When the Other Party is Unrepresented – A Script
| April 09, 2014
There are three messages you must get through to an unrepresented party when you represent a client in a trade in real estate with that unrepresented party.
- I represent my client and their interests
- I do not represent you or your interests
- If you wish to be represented, you need to find another agent
It’s that simple. Real estate industry professionals help consumers understand many complex things in various situations. This isn’t one of those.
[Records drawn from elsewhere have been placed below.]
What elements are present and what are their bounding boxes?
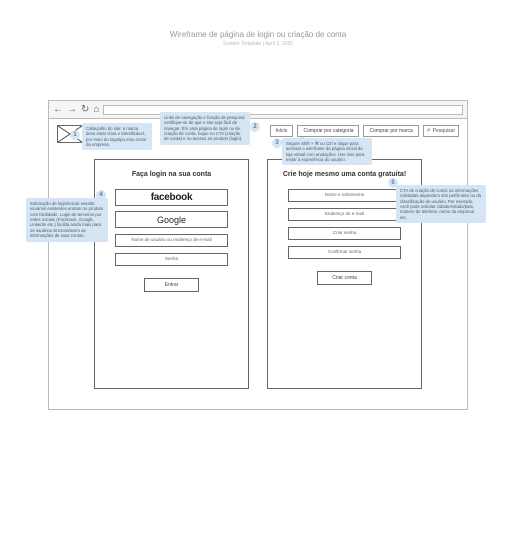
email-field[interactable]: Endereço de e-mail	[288, 208, 401, 221]
page-subtitle: System Template | April 3, 2020	[0, 41, 516, 47]
reload-icon[interactable]: ↻	[81, 105, 89, 115]
annotation-num-1: 1	[70, 130, 80, 140]
name-field[interactable]: Nome e sobrenome	[288, 189, 401, 202]
facebook-login-button[interactable]: facebook	[115, 189, 228, 206]
login-heading: Faça login na sua conta	[109, 170, 234, 179]
username-field[interactable]: Nome de usuário ou endereço de e-mail	[115, 234, 228, 247]
login-submit-button[interactable]: Entrar	[144, 278, 199, 292]
login-panel: Faça login na sua conta facebook Google …	[94, 159, 249, 389]
nav-brand[interactable]: Comprar por marca	[363, 125, 418, 137]
annotation-3: Segure Shift + ⌘ ou Ctrl e clique para a…	[282, 138, 372, 165]
annotation-5: CTA de criação de conta: as informações …	[396, 185, 486, 223]
page-content: Início Comprar por categoria Comprar por…	[49, 119, 467, 409]
annotation-num-3: 3	[272, 138, 282, 148]
nav-bar: Início Comprar por categoria Comprar por…	[270, 125, 460, 137]
annotation-num-2: 2	[250, 122, 260, 132]
annotation-4: Solicitação de login/iniciar sessão: usu…	[26, 198, 108, 242]
signup-heading: Crie hoje mesmo uma conta gratuita!	[282, 170, 407, 179]
password-field[interactable]: Senha	[115, 253, 228, 266]
home-icon[interactable]: ⌂	[93, 105, 99, 115]
nav-home[interactable]: Início	[270, 125, 294, 137]
address-bar[interactable]	[103, 105, 463, 115]
signup-submit-button[interactable]: Criar conta	[317, 271, 372, 285]
page-title: Wireframe de página de login ou criação …	[0, 30, 516, 39]
search-icon: ⌕	[427, 127, 431, 135]
annotation-2: Links de navegação e função de pesquisa:…	[160, 112, 250, 145]
create-password-field[interactable]: Criar senha	[288, 227, 401, 240]
google-login-button[interactable]: Google	[115, 211, 228, 228]
back-icon[interactable]: ←	[53, 105, 63, 115]
confirm-password-field[interactable]: Confirmar senha	[288, 246, 401, 259]
nav-search[interactable]: ⌕ Pesquisar	[423, 125, 459, 137]
search-label: Pesquisar	[433, 128, 455, 134]
annotation-1: Cabeçalho do site: a marca deve estar cl…	[82, 123, 152, 150]
forward-icon[interactable]: →	[67, 105, 77, 115]
browser-toolbar: ← → ↻ ⌂	[49, 101, 467, 119]
google-logo: Google	[157, 215, 186, 225]
facebook-logo: facebook	[151, 192, 193, 203]
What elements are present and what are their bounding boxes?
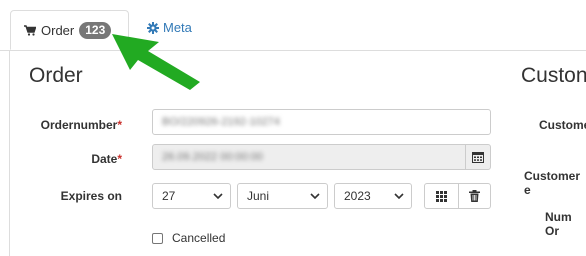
cancelled-label: Cancelled (172, 231, 226, 245)
cart-icon (24, 25, 36, 36)
chevron-down-icon (213, 193, 223, 199)
calendar-icon (472, 152, 484, 163)
ordernumber-field[interactable]: BO/220926-2192-10274 (152, 109, 491, 135)
annotation-arrow-icon (112, 34, 200, 90)
date-picker-button[interactable] (465, 144, 491, 170)
date-label: Date* (91, 152, 122, 166)
expires-calendar-button[interactable] (424, 183, 459, 209)
grid-icon (436, 190, 447, 202)
ordernumber-label: Ordernumber* (40, 118, 122, 132)
chevron-down-icon (394, 193, 404, 199)
customer-heading: Custon (521, 64, 586, 87)
cancelled-checkbox[interactable] (152, 233, 163, 244)
order-count-badge: 123 (79, 22, 112, 39)
chevron-down-icon (310, 193, 320, 199)
expires-year-value: 2023 (344, 189, 371, 203)
order-heading: Order (29, 64, 83, 87)
panel-border (9, 50, 10, 256)
date-field[interactable]: 26.09.2022 00:00:00 (152, 144, 466, 170)
expires-clear-button[interactable] (458, 183, 491, 209)
num-orders-label: Num Or (545, 210, 572, 238)
expires-day-value: 27 (162, 189, 176, 203)
expires-month-select[interactable]: Juni (237, 183, 328, 209)
expires-month-value: Juni (247, 189, 270, 203)
date-value: 26.09.2022 00:00:00 (162, 151, 263, 163)
expires-label: Expires on (60, 189, 122, 203)
trash-icon (469, 190, 480, 202)
expires-day-select[interactable]: 27 (152, 183, 231, 209)
customer-email-label: Customer e (524, 169, 581, 197)
tab-order-label: Order (41, 23, 75, 38)
ordernumber-value: BO/220926-2192-10274 (162, 116, 281, 128)
customer-label: Custome (539, 118, 586, 132)
expires-year-select[interactable]: 2023 (334, 183, 412, 209)
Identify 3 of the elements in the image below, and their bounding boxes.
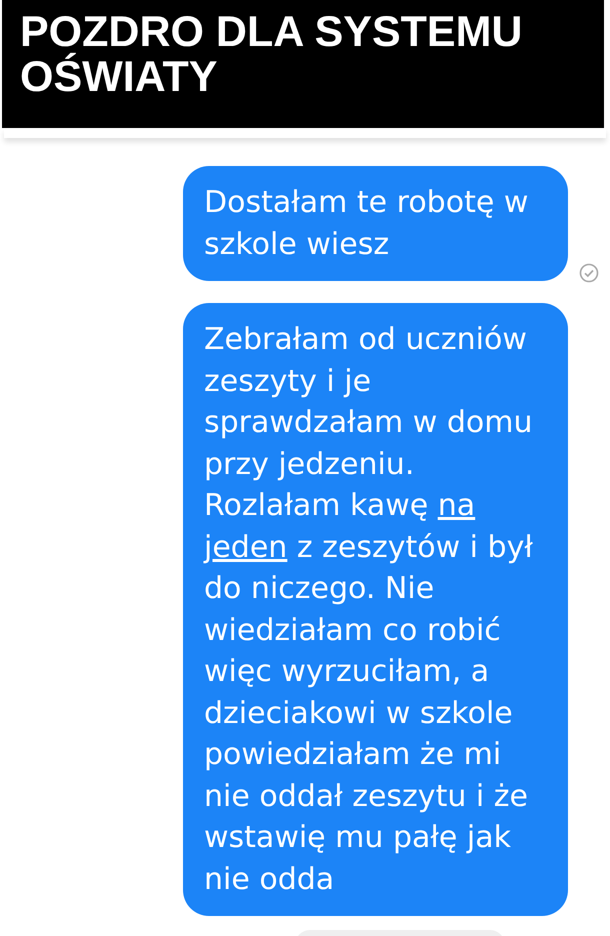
meme-title: POZDRO DLA SYSTEMU OŚWIATY	[20, 10, 524, 100]
message-bubble: Zebrałam od uczniów zeszyty i je sprawdzałam w domu przy jedzeniu. Rozlałam kawę na jeden z zeszytów i był do niczego. Nie wiedziałam co robić więc wyrzuciłam, a dzieciakowi w szkole powiedziałam że mi nie oddał zeszytu i że wstawię mu pałę jak nie odda	[183, 303, 568, 916]
message-bubble: Dostałam te robotę w szkole wiesz	[183, 166, 568, 281]
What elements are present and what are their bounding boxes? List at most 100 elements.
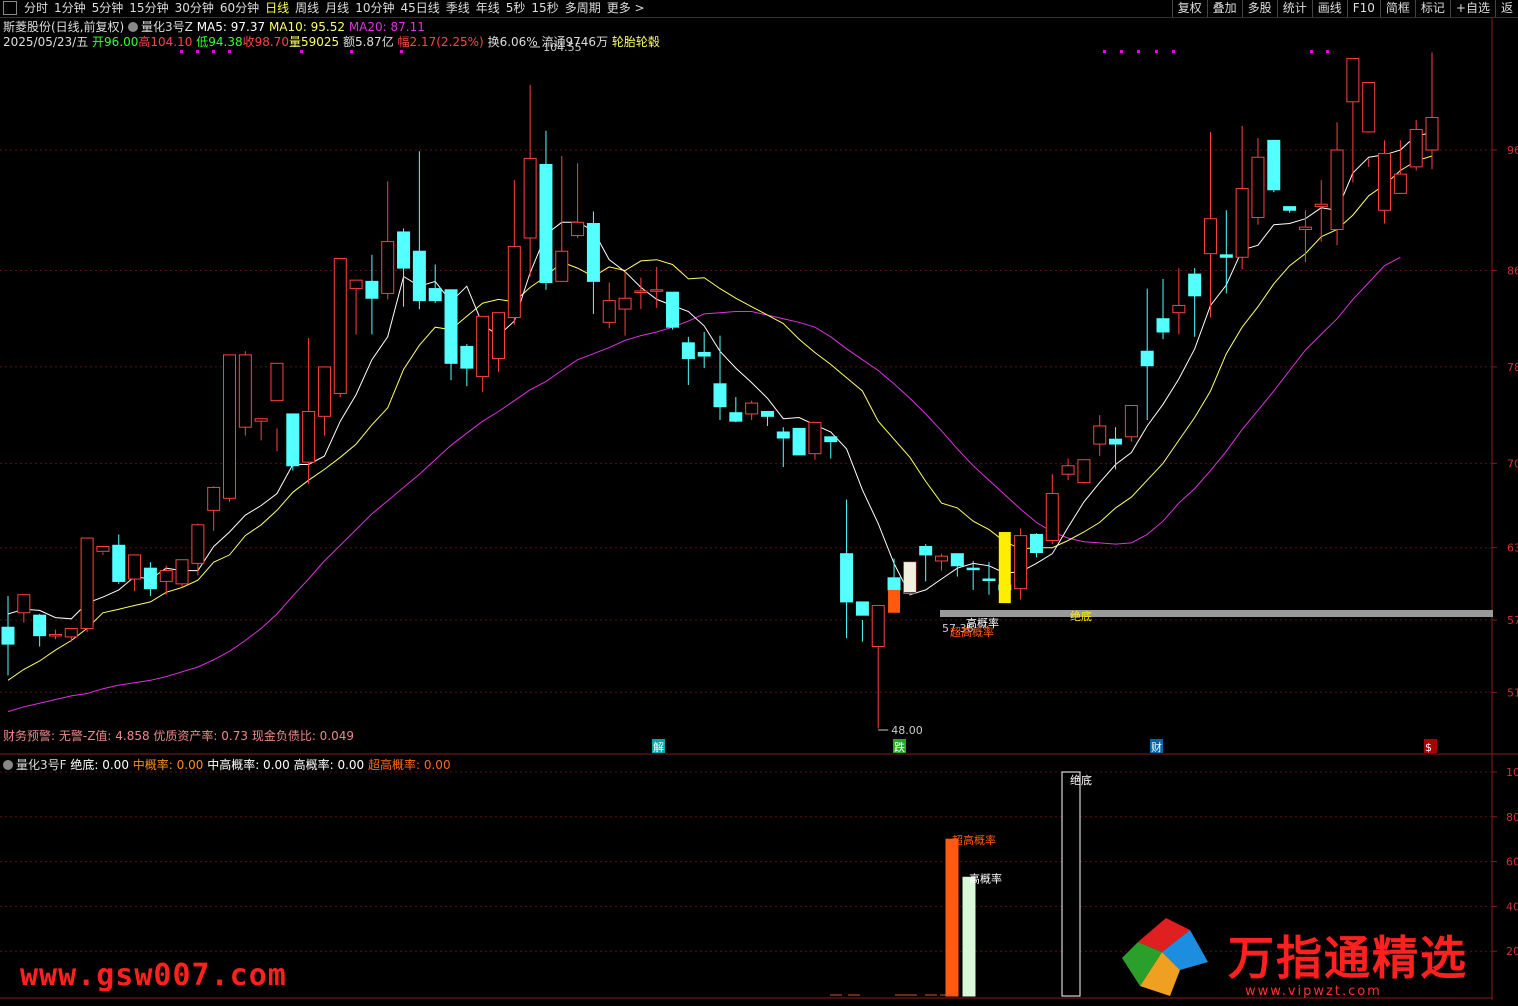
candle — [1267, 139, 1281, 193]
candle — [128, 554, 142, 592]
candle-body — [428, 288, 442, 302]
candle-body — [650, 289, 664, 292]
candle-body — [586, 223, 600, 282]
candle-body — [143, 567, 157, 590]
candle — [855, 601, 869, 642]
subchart-toggle-icon[interactable] — [3, 760, 13, 770]
price-tick-label: 86 — [1507, 265, 1518, 278]
candle-body — [1393, 173, 1407, 194]
sub-tick-label: 40 — [1506, 900, 1518, 913]
candle-body — [1378, 153, 1392, 211]
quote-close: 收98.70 — [242, 35, 289, 49]
candle-body — [966, 567, 980, 571]
ma20-value: MA20: 87.11 — [348, 20, 425, 34]
candle — [1409, 119, 1423, 171]
candle — [1014, 528, 1028, 600]
sub-bar — [945, 838, 959, 997]
sub-bar — [962, 876, 976, 997]
candle-body — [666, 291, 680, 328]
candle-body — [254, 418, 268, 422]
candle — [1346, 57, 1360, 183]
watermark-right: 万指通精选 — [1228, 931, 1468, 985]
ma5-value: MA5: 97.37 — [196, 20, 266, 34]
candle — [523, 84, 537, 277]
candle — [112, 534, 126, 584]
watermark-left: www.gsw007.com — [20, 958, 287, 993]
candle — [476, 315, 490, 393]
sub-bar-label: 超高概率 — [952, 833, 996, 847]
candle-body — [302, 411, 316, 463]
sub-tick-label: 80 — [1506, 811, 1518, 824]
candle-body — [397, 231, 411, 269]
candle-body — [919, 545, 933, 556]
candle-body — [618, 297, 632, 310]
support-bar — [940, 610, 1493, 617]
quote-date: 2025/05/23/五 — [3, 35, 89, 49]
candle-body — [1029, 533, 1043, 554]
candle — [1061, 458, 1075, 481]
signal-candle-white — [903, 562, 916, 593]
candle — [1045, 474, 1059, 545]
candle — [302, 338, 316, 484]
candle-body — [1124, 404, 1138, 438]
candle — [80, 537, 94, 633]
candle-body — [1283, 206, 1297, 211]
candle — [254, 418, 268, 441]
candle-body — [634, 290, 648, 293]
candle — [887, 558, 901, 593]
quote-concept[interactable]: 轮胎轮毂 — [612, 35, 660, 49]
candle-body — [1235, 188, 1249, 258]
signal-dot — [180, 50, 183, 53]
candle — [539, 130, 553, 290]
price-tick-label: 63 — [1507, 542, 1518, 555]
candle-body — [444, 289, 458, 364]
signal-dot — [1120, 50, 1123, 53]
event-marker: 跌 — [894, 740, 905, 754]
candle — [1251, 137, 1265, 225]
candle — [460, 344, 474, 387]
quote-info-line: 2025/05/23/五 开96.00高104.10 低94.38收98.70量… — [3, 33, 660, 50]
candle — [1298, 210, 1312, 263]
stock-name: 斯菱股份(日线,前复权) — [3, 20, 125, 34]
indicator-name[interactable]: 量化3号Z — [141, 20, 193, 34]
candle-body — [48, 633, 62, 637]
candle-body — [159, 570, 173, 582]
candle — [270, 362, 284, 452]
signal-candle-yellow — [998, 532, 1011, 604]
candle-body — [207, 486, 221, 511]
candle — [1362, 82, 1376, 167]
candle — [745, 400, 759, 420]
signal-dot — [1310, 50, 1313, 53]
subchart-name[interactable]: 量化3号F — [16, 758, 67, 772]
candle — [1124, 404, 1138, 442]
candle — [1203, 131, 1217, 318]
candle — [713, 335, 727, 420]
candle — [491, 312, 505, 372]
candle — [824, 436, 838, 459]
candle-body — [602, 300, 616, 323]
candle-body — [697, 351, 711, 357]
candle — [381, 181, 395, 300]
candle — [871, 605, 885, 729]
candle — [33, 613, 47, 647]
candle — [191, 523, 205, 576]
candle — [840, 499, 854, 639]
candle — [760, 411, 774, 426]
candle — [1156, 278, 1170, 340]
candle-body — [128, 554, 142, 580]
logo-icon — [1122, 918, 1208, 996]
candle-body — [33, 614, 47, 637]
candle-body — [112, 544, 126, 582]
candle-body — [950, 553, 964, 567]
candle — [1378, 140, 1392, 224]
indicator-toggle-icon[interactable] — [128, 22, 139, 32]
signal-dot — [400, 50, 403, 53]
candle-body — [760, 411, 774, 417]
candle-body — [824, 436, 838, 443]
candle — [950, 553, 964, 577]
candle — [808, 421, 822, 460]
signal-dot — [212, 50, 215, 53]
signal-dot — [1137, 50, 1140, 53]
subchart-item: 超高概率: 0.00 — [368, 758, 451, 772]
candle-body — [539, 163, 553, 284]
Let’s say you represent a buyer. The buyer is interested in a For Sale By Owner (FSBO) property. You call the seller to arrange a viewing of the property. You meet the seller and explain customer status using the Consumer Relationships Guide. You ask the seller to sign a Customer Acknowledgment that says these three things. If the seller doesn’t understand, repeat it until they do.
Let’s say you represent a new home builder with whom you’ve worked as an agent for many years. You and the builder have closed many transactions together. A buyer calls you and is interested in one of the builder’s new homes. You set up a viewing. You meet the buyer and explain customer status using the Consumer Relationships Guide. You ask the buyer to sign a Customer Acknowledgment that says these three things. If the buyer doesn’t understand, repeat it until they do.
So, what do you if the FSBO seller asks if the asking price is appropriate? Remind them that they are a customer and you can’t offer advice or opinions. What about the unrepresented buyer asking what price to offer? Remind them that they are a customer and you can’t provide advice. Saying or doing any more than that places you at risk of creating an implied representation relationship, which conflicts with the Customer Acknowledgement that they signed.
What do YOU say and do when dealing with unrepresented sellers and buyers?